Motif di Balik RUU HIP
Oleh: Herni Suparti


Fraksi Partai Demokrasi Indonesia Perjuangan (PDI-P) disebut sebagai dalang pembentukan Rancangan Undang-Undang Haluan Ideologi Pancasila (yang kemudian disebut dengan RUU HIP). Sepintas RUU ini sebenarnya memuat dua pemaknaan yang sama, sebab ideologi berarti dasar dan pancasila juga memuat pengertian dasar hidup masyarakat Indonesia, sehingga mengakibatkan pemborosan kata dalam nama RUU tersebut.

Draf RUU HIP sebagai landasan untuk memperkuat Pancasila sebagai dasar dan ideologi negara dalam mewujudkan tujuan negara sesuai Undang-Undang Dasar Negara Republik Indonesia Tahun 1945 (UUD NRI Tahun 1945). Dalamdraf tersebut juga belum ada undang-undang sebagai landasan hukum yang mengatur Haluan Ideologi Pancasila untuk menjadi pedoman bagi kehidupan bernegara. Atas dasar itulah muncul pemikiran, untuk membuat RUU HIP.

 Catatan Rapat Badan Legislasi Pengambilan Keputusan atas Penyusunan RUU HIP, pada 22 April 2020 menyebutkan bahwa RUU HIP telah ditetapkan masuk ke dalam Prolegnas RUU Prioritas 2020. Seperti dilansir di laman resmi DPR, RUU HIP sudah dibahas tujuh kali hingga akhirnya menjadi RUU inisiatif DPR dan masuk prolegnas.

Dalam rapat tersebut, terdapat kontroversi menyelimuti gagasan para pimpinan yang hendak mengubah dasar negara. Bagaimana tidak, sila dalam Pancasila telah disepakati pada 1 Juni 1945 saat Presiden Soekarno menyampaikan pidatonya. Itupun dibarengi dengan adanya beberapa usulan mengenai tiap silanya dari Moh. Yamin dan Mr. Soepomo. Bahkan pada rumusan Piagam Jakarta 22 Juni 1945, hingga rumusan final 18 Agustus 1945 ialah satu kesatuan proses lahirnya Pancasila sebagai dasar negara. Sejak saat itu, Pancasila menjadi landasan hidup masyarakat Indonesia. Akan tetapi, baru-baru ini Pancasila hendak dijabarkan ke dalam Undang-Undang.

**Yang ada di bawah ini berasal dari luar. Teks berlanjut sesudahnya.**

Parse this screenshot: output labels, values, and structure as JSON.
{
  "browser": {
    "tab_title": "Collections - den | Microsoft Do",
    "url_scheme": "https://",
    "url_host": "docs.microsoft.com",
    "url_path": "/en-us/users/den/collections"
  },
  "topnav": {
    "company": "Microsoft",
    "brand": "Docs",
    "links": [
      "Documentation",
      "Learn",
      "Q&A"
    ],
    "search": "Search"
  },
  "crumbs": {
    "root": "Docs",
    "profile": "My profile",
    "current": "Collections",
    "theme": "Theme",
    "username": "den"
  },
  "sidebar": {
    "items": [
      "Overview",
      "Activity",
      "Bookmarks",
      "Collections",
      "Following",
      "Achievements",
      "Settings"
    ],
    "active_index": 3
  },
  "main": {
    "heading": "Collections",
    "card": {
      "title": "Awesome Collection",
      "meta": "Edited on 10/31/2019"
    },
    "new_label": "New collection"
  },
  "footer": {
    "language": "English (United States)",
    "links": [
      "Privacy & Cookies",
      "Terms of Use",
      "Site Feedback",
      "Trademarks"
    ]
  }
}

Tanggal 22 April 2020, RUU HIP masuk ke dalam Prolegnas. Melihat dalam RUU tersebut, terdapat 10 Bab yang terdiri dari 60 Pasal. Terlihat jelas, seperti yang menjadi polemik dalam RUU HIP ini adalah pada Pasal 7. Pasal tersebut yang ‘memeras’ Pancasila menjadi Trisila kemudian Ekasila yang disebut sebagai “gotong royong”. Sekalipun memang betul adanya pengerucutan Pancasila menjadi Ekasila tidak terjadi baru-baru ini. Pencetusnya ialah Presiden Soekarno saat ingin membentuk dasar Negara Indonesia kala itu. Namun, kembali lagi pemikiran Soekarno tidak bisa diterapkan dengan keadaan masyarakat Indonesia dan juga hanya pada tataran kebangsaan ataupun kepada kehidupan manusia saja. Hal lain ialah RUU HIP ini dipandang mengesampingkan aspek historis, filosofis, yuridis, dan sosiologis Pancasila sebagai Dasar Negara dan ideologi yang disusun oleh pendiri bangsa.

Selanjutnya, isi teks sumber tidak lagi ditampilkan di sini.